Across the road from Huddersfield’s Emily Siddon building, in a designated “health tech and digital investment zone”, is a 125-year old textile mill that is about to be taken over and partly restored by Paxman Scalp Cooling, which has rapidly become one of the town’s fastest-growing businesses.

The scalp cooling is provided by a head cap that prevent hair loss during chemotherapy treatment. It has proved a massive hit and is now used by 97% of NHS trusts and across 50 countries. More than 50% of the firm’s exports go to hospitals in the US.

Patient scalp cooling is used by 97% of NHS trusts and across 50 countries. Photograph: Paxman

Richard Paxman, the chief executive of the Stockholm-listed business and son of the founder, says: “Over the years we have fostered many strong connections and partnerships with universities and organisations and acknowledge how much these partnerships have fuelled our innovation, business expansion, skills development and job creation.”

Despite these bright spots, Labour has had notable setbacks in dealing with the health industry since returning to power. Last year, the UK’s biggest pharma company, AstraZeneca, scrapped plans to invest £450m in its vaccine manufacturing facility in Speke, Merseyside, citing a cut in government support.

And the new investments have come too late to stop US companies such as Palantir and Epic Systems from winning big NHS contracts under controversial circumstances.
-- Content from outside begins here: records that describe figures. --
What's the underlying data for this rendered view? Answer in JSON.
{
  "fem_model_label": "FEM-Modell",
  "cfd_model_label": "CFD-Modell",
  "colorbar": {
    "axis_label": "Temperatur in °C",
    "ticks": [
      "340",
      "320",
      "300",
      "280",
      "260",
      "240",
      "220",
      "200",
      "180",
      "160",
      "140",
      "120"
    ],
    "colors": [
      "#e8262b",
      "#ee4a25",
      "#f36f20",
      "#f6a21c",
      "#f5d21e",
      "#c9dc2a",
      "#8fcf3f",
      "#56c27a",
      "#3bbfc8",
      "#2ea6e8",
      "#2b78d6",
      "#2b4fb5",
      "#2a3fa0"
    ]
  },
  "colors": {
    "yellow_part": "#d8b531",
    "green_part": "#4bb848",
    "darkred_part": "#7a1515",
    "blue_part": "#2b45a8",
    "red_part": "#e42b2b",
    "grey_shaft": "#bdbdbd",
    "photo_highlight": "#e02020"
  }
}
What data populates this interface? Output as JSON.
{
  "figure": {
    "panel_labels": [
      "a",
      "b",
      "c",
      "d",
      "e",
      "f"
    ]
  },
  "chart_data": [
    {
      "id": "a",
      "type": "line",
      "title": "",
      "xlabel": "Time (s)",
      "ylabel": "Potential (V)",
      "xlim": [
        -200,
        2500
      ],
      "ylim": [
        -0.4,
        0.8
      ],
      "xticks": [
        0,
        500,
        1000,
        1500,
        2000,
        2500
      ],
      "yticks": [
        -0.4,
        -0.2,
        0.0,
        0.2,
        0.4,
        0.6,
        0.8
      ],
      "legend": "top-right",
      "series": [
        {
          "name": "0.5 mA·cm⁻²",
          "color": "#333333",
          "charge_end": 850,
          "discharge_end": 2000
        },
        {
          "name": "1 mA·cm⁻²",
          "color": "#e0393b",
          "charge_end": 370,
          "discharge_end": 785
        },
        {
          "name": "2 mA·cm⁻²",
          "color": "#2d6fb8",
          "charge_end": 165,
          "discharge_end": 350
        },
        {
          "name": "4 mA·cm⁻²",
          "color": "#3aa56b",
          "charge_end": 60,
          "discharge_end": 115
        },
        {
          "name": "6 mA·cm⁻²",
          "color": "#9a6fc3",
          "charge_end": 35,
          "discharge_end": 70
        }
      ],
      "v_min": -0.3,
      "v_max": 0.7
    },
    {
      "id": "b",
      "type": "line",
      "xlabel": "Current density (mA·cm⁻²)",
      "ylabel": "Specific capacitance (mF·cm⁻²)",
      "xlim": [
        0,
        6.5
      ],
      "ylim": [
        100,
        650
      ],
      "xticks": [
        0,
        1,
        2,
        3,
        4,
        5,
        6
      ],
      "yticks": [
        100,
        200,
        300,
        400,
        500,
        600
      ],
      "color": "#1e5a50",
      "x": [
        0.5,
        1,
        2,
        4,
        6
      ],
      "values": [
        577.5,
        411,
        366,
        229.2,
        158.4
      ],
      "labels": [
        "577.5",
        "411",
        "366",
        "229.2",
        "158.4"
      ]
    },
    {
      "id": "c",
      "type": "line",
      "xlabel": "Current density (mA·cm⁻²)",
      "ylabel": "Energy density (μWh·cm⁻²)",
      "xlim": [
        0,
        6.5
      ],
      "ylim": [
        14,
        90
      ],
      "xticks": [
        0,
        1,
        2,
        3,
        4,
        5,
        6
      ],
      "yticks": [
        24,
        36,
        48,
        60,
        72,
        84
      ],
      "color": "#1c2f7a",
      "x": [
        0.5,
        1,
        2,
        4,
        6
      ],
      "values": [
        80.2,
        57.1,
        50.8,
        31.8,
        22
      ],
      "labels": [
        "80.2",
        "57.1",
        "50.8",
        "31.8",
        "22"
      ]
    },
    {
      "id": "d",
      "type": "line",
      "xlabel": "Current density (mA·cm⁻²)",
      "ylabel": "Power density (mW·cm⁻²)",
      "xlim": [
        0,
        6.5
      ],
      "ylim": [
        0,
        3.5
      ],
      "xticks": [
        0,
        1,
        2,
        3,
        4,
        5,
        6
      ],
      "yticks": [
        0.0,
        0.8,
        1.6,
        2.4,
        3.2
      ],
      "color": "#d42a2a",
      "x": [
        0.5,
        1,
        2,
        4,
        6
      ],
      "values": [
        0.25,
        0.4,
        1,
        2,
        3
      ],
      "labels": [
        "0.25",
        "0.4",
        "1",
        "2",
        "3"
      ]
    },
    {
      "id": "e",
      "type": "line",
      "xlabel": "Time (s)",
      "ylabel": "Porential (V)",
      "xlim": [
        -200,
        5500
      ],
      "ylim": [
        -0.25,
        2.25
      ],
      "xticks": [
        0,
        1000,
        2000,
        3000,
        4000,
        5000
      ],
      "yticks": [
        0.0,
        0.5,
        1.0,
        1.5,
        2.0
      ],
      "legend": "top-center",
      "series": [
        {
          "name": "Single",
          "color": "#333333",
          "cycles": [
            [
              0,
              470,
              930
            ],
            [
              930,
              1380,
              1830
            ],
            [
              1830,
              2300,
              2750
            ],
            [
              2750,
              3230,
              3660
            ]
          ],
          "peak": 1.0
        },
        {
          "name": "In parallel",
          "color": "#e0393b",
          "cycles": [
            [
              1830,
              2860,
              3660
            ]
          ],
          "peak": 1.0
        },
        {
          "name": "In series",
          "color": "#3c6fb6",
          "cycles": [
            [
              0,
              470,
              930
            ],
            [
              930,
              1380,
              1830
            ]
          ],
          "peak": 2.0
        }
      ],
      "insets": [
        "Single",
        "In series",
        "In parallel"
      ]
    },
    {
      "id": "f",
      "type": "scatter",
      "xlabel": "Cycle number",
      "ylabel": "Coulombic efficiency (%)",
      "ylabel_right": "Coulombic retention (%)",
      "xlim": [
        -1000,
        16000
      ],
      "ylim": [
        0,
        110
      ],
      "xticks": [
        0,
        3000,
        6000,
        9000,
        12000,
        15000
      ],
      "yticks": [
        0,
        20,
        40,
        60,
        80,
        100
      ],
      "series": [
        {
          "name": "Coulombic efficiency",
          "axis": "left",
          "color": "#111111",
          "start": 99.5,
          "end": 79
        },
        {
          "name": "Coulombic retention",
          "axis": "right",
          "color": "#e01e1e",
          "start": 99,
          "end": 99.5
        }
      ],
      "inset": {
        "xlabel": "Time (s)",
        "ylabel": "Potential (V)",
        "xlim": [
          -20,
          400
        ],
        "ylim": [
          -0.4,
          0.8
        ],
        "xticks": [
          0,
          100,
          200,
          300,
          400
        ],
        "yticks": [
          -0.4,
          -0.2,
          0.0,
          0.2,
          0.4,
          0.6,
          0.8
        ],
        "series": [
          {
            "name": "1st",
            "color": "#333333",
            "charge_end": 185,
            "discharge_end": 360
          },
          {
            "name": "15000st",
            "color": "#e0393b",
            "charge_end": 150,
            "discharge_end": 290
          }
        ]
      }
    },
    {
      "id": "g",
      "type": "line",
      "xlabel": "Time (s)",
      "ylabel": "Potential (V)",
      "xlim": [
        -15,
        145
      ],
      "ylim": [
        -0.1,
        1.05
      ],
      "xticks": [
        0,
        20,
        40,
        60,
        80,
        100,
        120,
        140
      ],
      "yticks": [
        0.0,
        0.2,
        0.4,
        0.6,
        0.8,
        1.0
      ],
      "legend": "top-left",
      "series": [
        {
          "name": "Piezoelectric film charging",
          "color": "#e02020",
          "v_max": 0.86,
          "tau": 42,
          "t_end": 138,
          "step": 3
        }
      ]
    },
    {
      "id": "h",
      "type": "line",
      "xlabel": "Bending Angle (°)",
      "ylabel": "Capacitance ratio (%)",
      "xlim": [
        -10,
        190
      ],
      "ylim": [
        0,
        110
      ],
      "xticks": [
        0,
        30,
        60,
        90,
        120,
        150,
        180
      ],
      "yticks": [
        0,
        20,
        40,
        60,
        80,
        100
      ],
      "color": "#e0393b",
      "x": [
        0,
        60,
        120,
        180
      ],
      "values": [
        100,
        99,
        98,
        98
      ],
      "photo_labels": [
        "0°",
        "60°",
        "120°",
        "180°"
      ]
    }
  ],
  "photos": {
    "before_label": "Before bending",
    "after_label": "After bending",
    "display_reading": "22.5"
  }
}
Palantir to unify disparate databases, and Epic, which is opening a 36-hectare (90-acre) campus near Bristol, to provide the MyChart booking and records service.

But Carson McCombe, the head of innovation at the University of Huddersfield, says that after a difficult few years for universities, as they adjusted to fewer high-paying foreign students, there is an opportunity to turn the situation around.

“Putting together the council, university and health trust gives you powerful engine of economic growth,” he says.

Malcolm Press, the president of Universities UK, a lobby group for the sector, says the latest figures show the UK higher education sector’s teaching, research and innovation activities help the economy by £158bn.

One study in the US has attempted to calculate the impact more broadly. The Federal Reserve Bank of Philadelphia, under the title “Anchor impact: understanding the role of higher education and hospitals in regional economies” calculated that combined, they provided 18m jobs and £1.1tn of income. Its research shows how health and higher education have become as important to the jobs market and growth as educating people and keeping them healthy.

As vice chancellor of Manchester Metropolitan University, Press sees many of the health inititaives first hand, including one called “health innovation Manchester” that links all the universities and health trusts into one single digital network.

“We use it to translate research in health and social care into things that benefit local people,” he says.Elsewhere Derby University and Sandwell College are among many higher education bodies to sign deals with local NHS trusts this year.

Kingston University in west London has also spotted an opportunity to develop links with local hospital trusts to support medical training and small businesses looking to use the latest health technology.

The Kingston provost, Prof Kathy Curtis,says universities have a reputation for being leaden footed, and responding to calls for support by local companies by saying “you need a PhD student on a three-year programme to sort that out”.

“These days we are more likely to partner them with someone who is working on a doctoral thesis in that subject area for four weeks,” she says.

“We are pretty fleet of foot. And when industry comes to us with a problem, we try to tailor the answer to their needs.”